There are no one-size-fits-all approaches or prayers. But I will share my approach.

In the Gospel of Thomas, an Essene text discovered at Nag Hammadi, Egypt in 1945, a question is posed to Jesus: “Rabbi, what is the secret?”  And Jesus answers: “The secret is a movement and a rest.” In the Lambdin translation the saying is rendered: “If they ask you, ‘What is the sign of your father in you?’, say to them, ‘It is movement and repose.'” (Saying 50)

I have found that the wish for presence is constantly undone by the action of living. I wish to be in one instant, and become hypnotized and lost in the next. All who try to become present discover this.

The movement and a rest that Jesus teaches, like the “push and a pause” that Gurdjieff teaches, is the method I follow. I engage into the flow of life, into the current of doing. In that engagement I lose myself. Then I return, I receive the impression of what is by watching innerly and outerly. In time the movement out and the movement in become like a kind spiritual breathing: I vanish, I return; I’m dispersed, I’m collected.

This approach, this method, I find very helpful, but it is not the end of the story. The energy I need for return wanes, and an organic wish appears to connect to more potent energies with the hope that they may help. It is at this point, in my experience, that prayer has meaning.

Which prayer? I can think of no better prayer than Jesus’ last: My God, my God, why hast thou forsaken me? But it may be that the primal prayer that best expresses my longing is one word long: “Please.”

The point of practice, I submit, is not to see God. The point of practice is to see what is.

What is, like the Kingdom of Heaven, is within you and without you. The practice of watching reveals not only my inner life to me, it also brings a larger clarity. As I begin to see myself more clearly, I also begin to see others more clearly: their motivations, their fears, their attachments, their relationships one with another.

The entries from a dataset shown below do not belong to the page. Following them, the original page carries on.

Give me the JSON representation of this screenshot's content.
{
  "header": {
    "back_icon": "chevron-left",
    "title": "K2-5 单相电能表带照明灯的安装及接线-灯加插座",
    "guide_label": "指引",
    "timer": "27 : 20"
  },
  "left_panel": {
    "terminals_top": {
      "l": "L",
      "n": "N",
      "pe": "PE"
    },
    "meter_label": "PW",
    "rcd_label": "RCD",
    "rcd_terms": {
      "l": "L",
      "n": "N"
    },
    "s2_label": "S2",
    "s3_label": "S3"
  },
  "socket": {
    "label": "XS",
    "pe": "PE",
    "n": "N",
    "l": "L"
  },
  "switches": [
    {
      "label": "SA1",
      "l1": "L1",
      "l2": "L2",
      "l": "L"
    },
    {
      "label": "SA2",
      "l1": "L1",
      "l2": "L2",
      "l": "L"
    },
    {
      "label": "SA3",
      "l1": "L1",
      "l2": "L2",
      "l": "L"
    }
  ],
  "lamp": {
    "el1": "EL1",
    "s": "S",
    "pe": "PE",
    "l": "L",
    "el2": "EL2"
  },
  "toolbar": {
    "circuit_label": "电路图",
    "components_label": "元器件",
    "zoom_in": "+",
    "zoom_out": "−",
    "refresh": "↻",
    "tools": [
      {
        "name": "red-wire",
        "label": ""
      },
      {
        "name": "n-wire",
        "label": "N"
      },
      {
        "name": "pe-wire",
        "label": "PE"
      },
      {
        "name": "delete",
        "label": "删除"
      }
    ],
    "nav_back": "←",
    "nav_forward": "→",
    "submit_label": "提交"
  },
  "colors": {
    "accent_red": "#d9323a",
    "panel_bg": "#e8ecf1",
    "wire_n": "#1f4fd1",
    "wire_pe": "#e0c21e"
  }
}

Practice brings understanding.

But does practice lead to the growth of the soul? To immortality? To objective meaning? I don’t know. But I do know from experience that there is an ontological difference between a man with a real practice and a man without one. I have seen again and again that a man of practice gathers inner quiet and, when the situation is tense, is capable of response over reaction. Put somewhat differently, a man with a practice struggles to be. A man without practice simply assumes that he exists.

Daily practice is the work, not willy-nilly but over a lifetime, to come into being in order to participate more consciously in life. To some this last sentence is gibberish. To others who have tasted their nothingness, and are ready to pay for their transformation, it is their touchstone.